Summing up McLeod’s victory, Georgette Gagnon and Dan Rath noted in their book Not WithoutCause that “she owed her victory less to a perception among Liberals that she stood for fundamental change than to her head start over Elston, her smart, hard-working and dedicated campaign team, and her potential to offer Ontarians in the next election the image of an ‘anti-politician’ and someone much different than Bob Rae.”

Observers felt McLeod’s greatest challenge would be positioning the party between the NDP and the Progressive Conservatives, who were moving further right.

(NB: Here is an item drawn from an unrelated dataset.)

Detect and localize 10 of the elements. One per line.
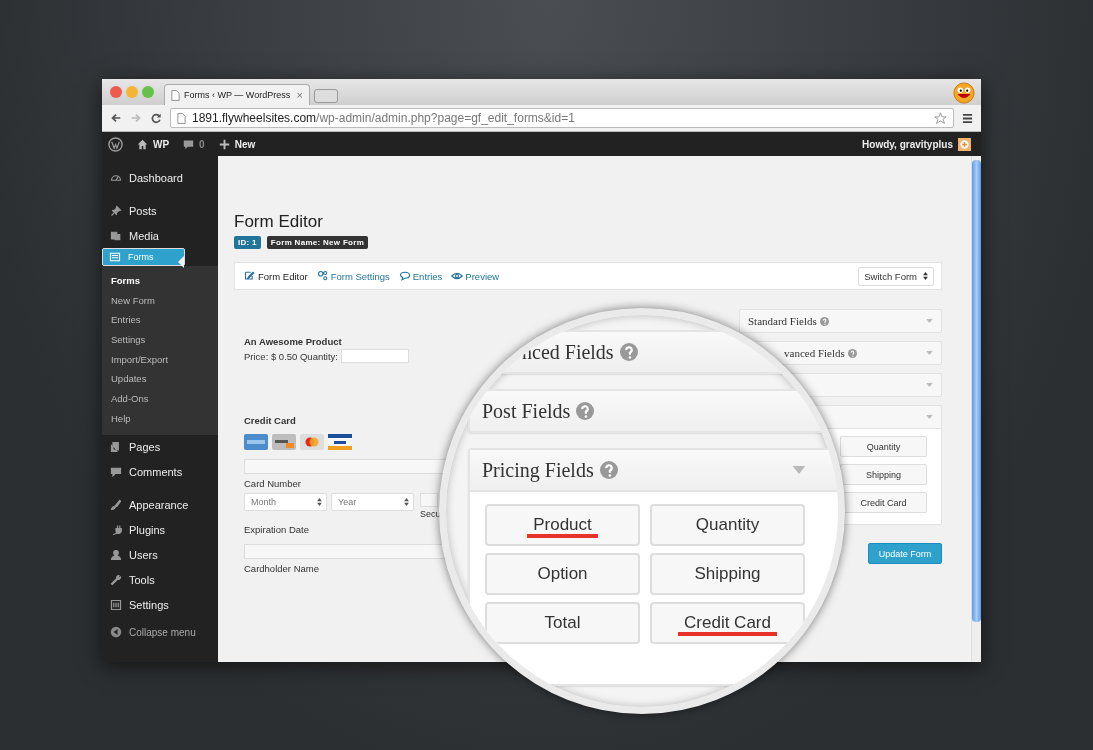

The consensus among Liberals was that, as Rae’s popularity sank, McLeod was destined to be the next premier. But, as a Windsor Star editorial accurately warned, “they shouldn’t be too self-confident.” Indeed, despite high polling at the start of the 1995 provincial election, McLeod would lose to Mike Harris and his Common Sense Revolution.

Sources: Not Without Cause by Georgette Gagnon and Dan Rath (Toronto: HarperPerennial, 1992); the February 10, 1992, edition of the Brantford Expositor; the January 6. 1992, and February 10, 1992, editions of the Globe and Mail; the February 7, 1992, February 8, 1992, and February 10, 1992, editions of the Kitchener-Waterloo Record; the January 10, 1992, and February 8, 1992, editions of the Ottawa Citizen; the January 11, 1992, and January 16, 1992, editions of the Owen Sound SunTimes; the May 26, 1991, December 9, 1991, January 6, 1992, February 1, 1992, and February 2, 1992, editions of the Toronto Star; and the November 13, 1991, January 9, 1992, January 24, 1992, February 10, 1992, February 11, 1992, and February 14, 1992, editions of the Windsor Star.